Jeden Monat verlieren 1000 Menschen ihren Job wegen des starken Frankens. Das sagt nicht ein Gewerkschafter, sondern der Chef des Staatssekretariats für Wirtschaft (Seco), Boris Zürcher.

Die Zahl ist sozusagen amtlich. Der Präsident des Arbeitgeberverbands, Valentin Vogt, pflichtet ihm bei: Er rechnet bis Mitte Jahr mit einem Abbau von insgesamt 20000 Stellen in der Schweiz, ausgelöst durch die Aufhebung des Mindestkurses der Nationalbank vor knapp über einem Jahr. Bis jetzt fielen 12000 Stellen weg.

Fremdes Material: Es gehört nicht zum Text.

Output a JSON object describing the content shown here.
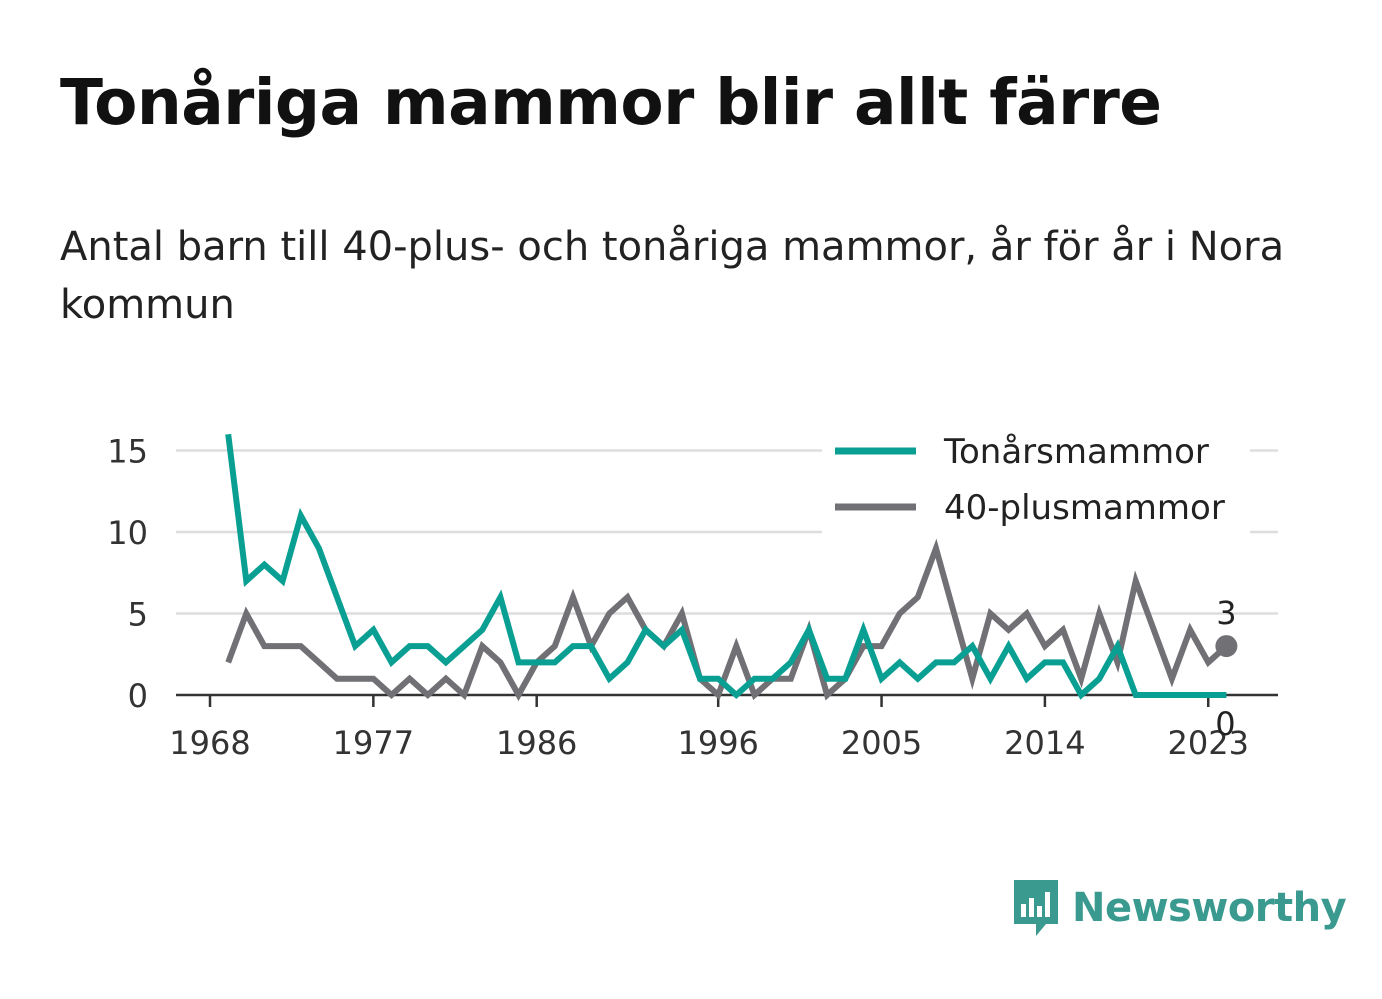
{
  "title": "Tonåriga mammor blir allt färre",
  "subtitle": "Antal barn till 40-plus- och tonåriga mammor, år för år i Nora kommun",
  "brand": {
    "name": "Newsworthy",
    "color": "#3a9a90"
  },
  "chart_data": {
    "type": "line",
    "x": [
      1969,
      1970,
      1971,
      1972,
      1973,
      1974,
      1975,
      1976,
      1977,
      1978,
      1979,
      1980,
      1981,
      1982,
      1983,
      1984,
      1985,
      1986,
      1987,
      1988,
      1989,
      1990,
      1991,
      1992,
      1993,
      1994,
      1995,
      1996,
      1997,
      1998,
      1999,
      2000,
      2001,
      2002,
      2003,
      2004,
      2005,
      2006,
      2007,
      2008,
      2009,
      2010,
      2011,
      2012,
      2013,
      2014,
      2015,
      2016,
      2017,
      2018,
      2019,
      2020,
      2021,
      2022,
      2023,
      2024
    ],
    "series": [
      {
        "name": "Tonårsmammor",
        "color": "#0a9f93",
        "values": [
          16,
          7,
          8,
          7,
          11,
          9,
          6,
          3,
          4,
          2,
          3,
          3,
          2,
          3,
          4,
          6,
          2,
          2,
          2,
          3,
          3,
          1,
          2,
          4,
          3,
          4,
          1,
          1,
          0,
          1,
          1,
          2,
          4,
          1,
          1,
          4,
          1,
          2,
          1,
          2,
          2,
          3,
          1,
          3,
          1,
          2,
          2,
          0,
          1,
          3,
          0,
          0,
          0,
          0,
          0,
          0
        ]
      },
      {
        "name": "40-plusmammor",
        "color": "#707075",
        "values": [
          2,
          5,
          3,
          3,
          3,
          2,
          1,
          1,
          1,
          0,
          1,
          0,
          1,
          0,
          3,
          2,
          0,
          2,
          3,
          6,
          3,
          5,
          6,
          4,
          3,
          5,
          1,
          0,
          3,
          0,
          1,
          1,
          4,
          0,
          1,
          3,
          3,
          5,
          6,
          9,
          5,
          1,
          5,
          4,
          5,
          3,
          4,
          1,
          5,
          2,
          7,
          4,
          1,
          4,
          2,
          3
        ]
      }
    ],
    "x_ticks": [
      "1968",
      "1977",
      "1986",
      "1996",
      "2005",
      "2014",
      "2023"
    ],
    "y_ticks": [
      "0",
      "5",
      "10",
      "15"
    ],
    "ylim": [
      0,
      16.5
    ],
    "end_labels": [
      "3",
      "0"
    ],
    "legend": [
      "Tonårsmammor",
      "40-plusmammor"
    ],
    "legend_position": "top-right",
    "grid": "horizontal"
  }
}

Der Schock, den die Aufwertung des Schweizer Frankens ausgelöst hat, sitzt tief, ist nachhaltig. Auch das zeigen die neusten Zahlen.

Wenig Betriebe setzen auf Kurzarbeit. Sie schliessen lieber oder bauen im Ausland die Produktion auf. Diese Entwicklung ist für den Schweizer Industriestandort alles andere als rosig. Auch wenn wir weitaus besser dastehen als das europäische Ausland.

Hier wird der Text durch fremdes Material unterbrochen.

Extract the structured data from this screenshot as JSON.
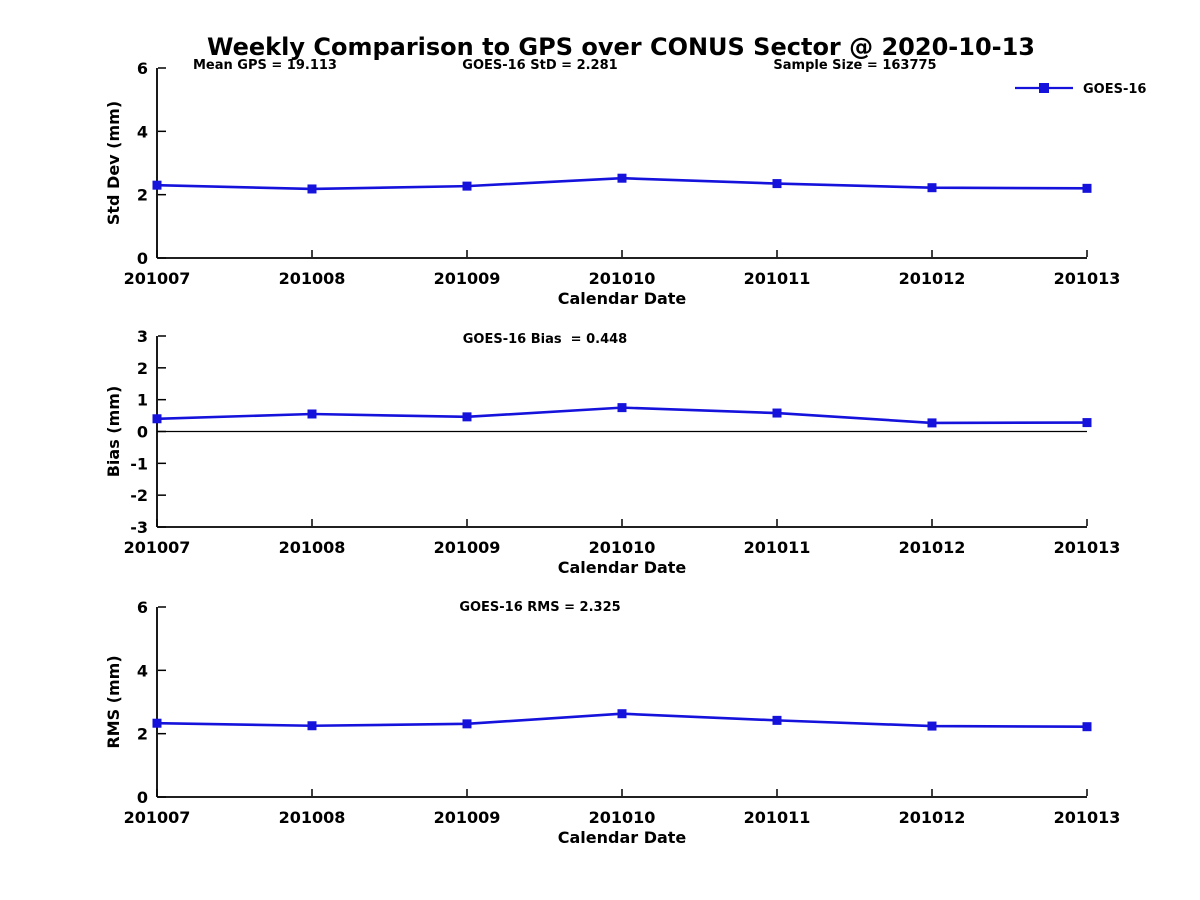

Nun hat uns die europäische Krise doch erreicht. Nicht so brutal, aber immerhin.

Die Schweizer Wirtschaft befindet sich in einem gewaltigen Umbau. Es wird ausgelagert, was nur möglich ist. Es werden Sparprogramme kreiert. Und es wird auf Effizienz getrimmt, was nur geht.

Auch wenn das alles noch keine Deindustrialisierung ist. Sicher ist: Die Stellen, die jetzt verloren gehen, kehren nicht mehr zurück.

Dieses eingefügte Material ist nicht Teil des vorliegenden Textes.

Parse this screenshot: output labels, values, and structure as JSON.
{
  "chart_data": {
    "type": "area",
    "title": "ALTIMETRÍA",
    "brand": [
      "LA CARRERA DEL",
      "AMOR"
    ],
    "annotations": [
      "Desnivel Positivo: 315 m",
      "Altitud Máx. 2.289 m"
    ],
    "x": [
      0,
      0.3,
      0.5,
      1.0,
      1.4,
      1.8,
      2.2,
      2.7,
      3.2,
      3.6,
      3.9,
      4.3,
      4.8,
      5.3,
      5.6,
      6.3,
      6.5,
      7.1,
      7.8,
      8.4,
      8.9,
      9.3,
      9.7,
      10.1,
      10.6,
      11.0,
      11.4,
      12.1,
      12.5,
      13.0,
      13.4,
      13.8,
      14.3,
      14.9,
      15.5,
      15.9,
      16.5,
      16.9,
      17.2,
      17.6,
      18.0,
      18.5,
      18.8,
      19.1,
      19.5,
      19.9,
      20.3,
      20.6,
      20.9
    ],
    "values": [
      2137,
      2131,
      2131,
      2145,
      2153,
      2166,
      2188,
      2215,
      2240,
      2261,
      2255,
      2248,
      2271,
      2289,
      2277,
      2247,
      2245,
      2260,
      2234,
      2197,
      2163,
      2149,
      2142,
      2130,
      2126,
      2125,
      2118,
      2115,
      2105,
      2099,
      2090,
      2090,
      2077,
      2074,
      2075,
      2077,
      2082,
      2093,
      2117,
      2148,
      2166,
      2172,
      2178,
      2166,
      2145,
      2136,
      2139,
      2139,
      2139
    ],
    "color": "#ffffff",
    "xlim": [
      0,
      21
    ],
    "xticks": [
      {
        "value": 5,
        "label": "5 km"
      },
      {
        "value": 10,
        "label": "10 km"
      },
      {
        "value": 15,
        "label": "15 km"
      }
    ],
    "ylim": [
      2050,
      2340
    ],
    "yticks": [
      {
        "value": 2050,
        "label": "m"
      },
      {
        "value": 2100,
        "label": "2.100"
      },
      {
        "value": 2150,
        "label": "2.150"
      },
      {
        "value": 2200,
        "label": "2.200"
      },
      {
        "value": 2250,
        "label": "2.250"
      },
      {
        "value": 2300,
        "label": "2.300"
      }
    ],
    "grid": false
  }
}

Wie geht es weiter? Wir müssen die Erfolgsrezepte studieren. Wir müssen analysieren, wieso Staaten wie Singapur so gut dastehen. Wir müssen die Rahmenbedingungen für die Wirtschaft optimal gestalten. Wir müssen die Weichen für die Zukunft möglichst rasch stellen: neue Technologien fördern, Unternehmertum, Erfindergeist. Nur so kehrt Optimismus zurück.